Quanto resta della notte?

Quanto resta della notte?

Il mistero rivelato/9 - Chiediamoci se il nostro sogno di piccoli è più vero della realtà adulta.

di Luigino Bruni

pubblicato su Avvenire il 29/05/2022

"Sono venuti al mattino da me per farsi un po’ consolare
Ma penso di essere un cattivo consolatore. Sono capace
di star ad ascoltare
ma non so dire quasi nulla"

Dietrich Bonhoeffer, Resistenza e resa, 1 febbraio 1944

Una visione inquietante del re e l'ingresso in scena della regina madre che invita a chiamare Daniele donano alcune intuizioni sul mondo delle cose e sull’intelligenza delle donne nello sciogliere conflitti.

La nostra vita non è accompagnata solo da persone, animali, piante, dal mare e dalle montagne. Anche le cose, gli oggetti, i nostri manufatti, hanno una loro misteriosa vita. Si impregnano della nostra umanità, sono contagiati dai nostri odori e profumi, e noi dai loro – tutti siamo rimasti senza fiato, almeno una volta, nell’aprire un vecchio armadio e rincontrare il nonno nell’odore inconfondibile di una sua vecchia cravatta. Le cose ci allungano la vita, ce la colorano, danno sapore e fragranza al nostro agire quotidiano. Parlano, raccontano, ricordano, ci chiamano. Abitiamo il mondo anche arricchendolo con le cose, che diventano segni, linguaggi, compagnia, nuove parole. 

Il capitalismo ha moltiplicato a dismisura le cose, e un giorno la terra si è ritrovata strapiena di oggetti. Ma le cose diventate infinite hanno perso odore, spirito, anima, vita. Se ho poche cose, ogni cosa è speciale proprio perché è un pezzo unico: la conosco, ha una storia che mi parla, ha un nome proprio. Se invece ho venti paia di scarpe e trenta vestiti, sono circondato da più cose ma da meno nomi – è questa una delle povertà dell’opulenza, una miseria che la nostra contabilità nazionale registra all’incontrario, ma che la nostra anima può ogni tanto intercettare nelle solitudini inondate da oggetti muti. L’uomo antico era immensamente più competente di noi nel linguaggio delle cose, conosceva la loro anima, sapeva discernere i loro spiriti buoni da quelli cattivi. Era perennemente immerso in un giardino magico, dove tutto gli parlava con parole di vita e di morte, dove nulla era silente. Un giorno ci siamo svegliati e abbiamo chiamato sogno infantile tutto questo mondo magico e lo abbiamo espulso dalla realtà seria. Qualcuno però ha continuato a sognare, non ha smesso di vivere in un mondo popolato di angeli, di spiriti, in una terra abitata da Dio. La Bibbia è il regno invisibile dei sognatori di Dio – e se un giorno scoprissimo che quel sogno di piccoli era più vero della nostra realtà adulta?

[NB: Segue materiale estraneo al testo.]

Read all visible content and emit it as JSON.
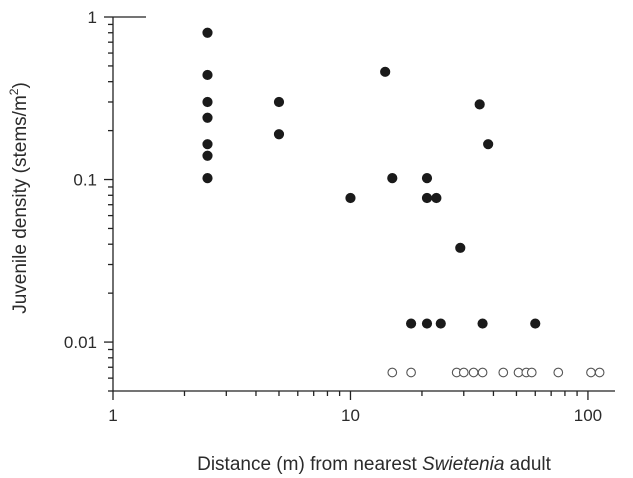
{
  "chart_data": {
    "type": "scatter",
    "xscale": "log",
    "yscale": "log",
    "xlim": [
      1,
      130
    ],
    "ylim": [
      0.005,
      1
    ],
    "xticks": [
      1,
      10,
      100
    ],
    "xtick_labels": [
      "1",
      "10",
      "100"
    ],
    "yticks": [
      0.01,
      0.1,
      1
    ],
    "ytick_labels": [
      "0.01",
      "0.1",
      "1"
    ],
    "xlabel_before": "Distance (m) from nearest ",
    "xlabel_italic": "Swietenia",
    "xlabel_after": " adult",
    "ylabel_main": "Juvenile density (stems/m",
    "ylabel_sup": "2",
    "ylabel_close": ")",
    "grid": false,
    "series": [
      {
        "marker": "filled-circle",
        "color": "#1a1a1a",
        "points": [
          [
            2.5,
            0.8
          ],
          [
            2.5,
            0.44
          ],
          [
            2.5,
            0.3
          ],
          [
            2.5,
            0.24
          ],
          [
            2.5,
            0.165
          ],
          [
            2.5,
            0.14
          ],
          [
            2.5,
            0.102
          ],
          [
            5,
            0.3
          ],
          [
            5,
            0.19
          ],
          [
            10,
            0.077
          ],
          [
            14,
            0.46
          ],
          [
            15,
            0.102
          ],
          [
            18,
            0.013
          ],
          [
            21,
            0.102
          ],
          [
            21,
            0.077
          ],
          [
            21,
            0.013
          ],
          [
            23,
            0.077
          ],
          [
            24,
            0.013
          ],
          [
            29,
            0.038
          ],
          [
            35,
            0.29
          ],
          [
            36,
            0.013
          ],
          [
            38,
            0.165
          ],
          [
            60,
            0.013
          ]
        ]
      },
      {
        "marker": "open-circle",
        "color": "#555555",
        "points": [
          [
            15,
            0.0065
          ],
          [
            18,
            0.0065
          ],
          [
            28,
            0.0065
          ],
          [
            30,
            0.0065
          ],
          [
            33,
            0.0065
          ],
          [
            36,
            0.0065
          ],
          [
            44,
            0.0065
          ],
          [
            51,
            0.0065
          ],
          [
            55,
            0.0065
          ],
          [
            58,
            0.0065
          ],
          [
            75,
            0.0065
          ],
          [
            103,
            0.0065
          ],
          [
            112,
            0.0065
          ]
        ]
      }
    ]
  }
}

Dopo la visione del re di Babilonia, ridotto a uomo-lupo e poi ristabilito nel suo regno (cap. 4), la narrazione del libro di Daniele ci porta in un ambiente totalmente diverso. Ci ritroviamo dentro un grande banchetto di corte. Siamo alla fine dell’impero babilonese. Baldassàr è il re (o il reggente durante l’assenza del re padre). Per il testo Baldassàr è figlio di Nabucodònosor, ma è probabile che come nel capitolo precedente l’autore confonda Nabucodònosor con suo genero Nabonide, l’ultimo re babilonese. I dati storici del libro di Daniele – ormai lo sappiamo – sono mescolati con la leggenda, sebbene oggi alla luce di nuove scoperte archeologiche crediamo che siano meno fantasiosi di quanto ritenessero gli esegeti del secolo scorso.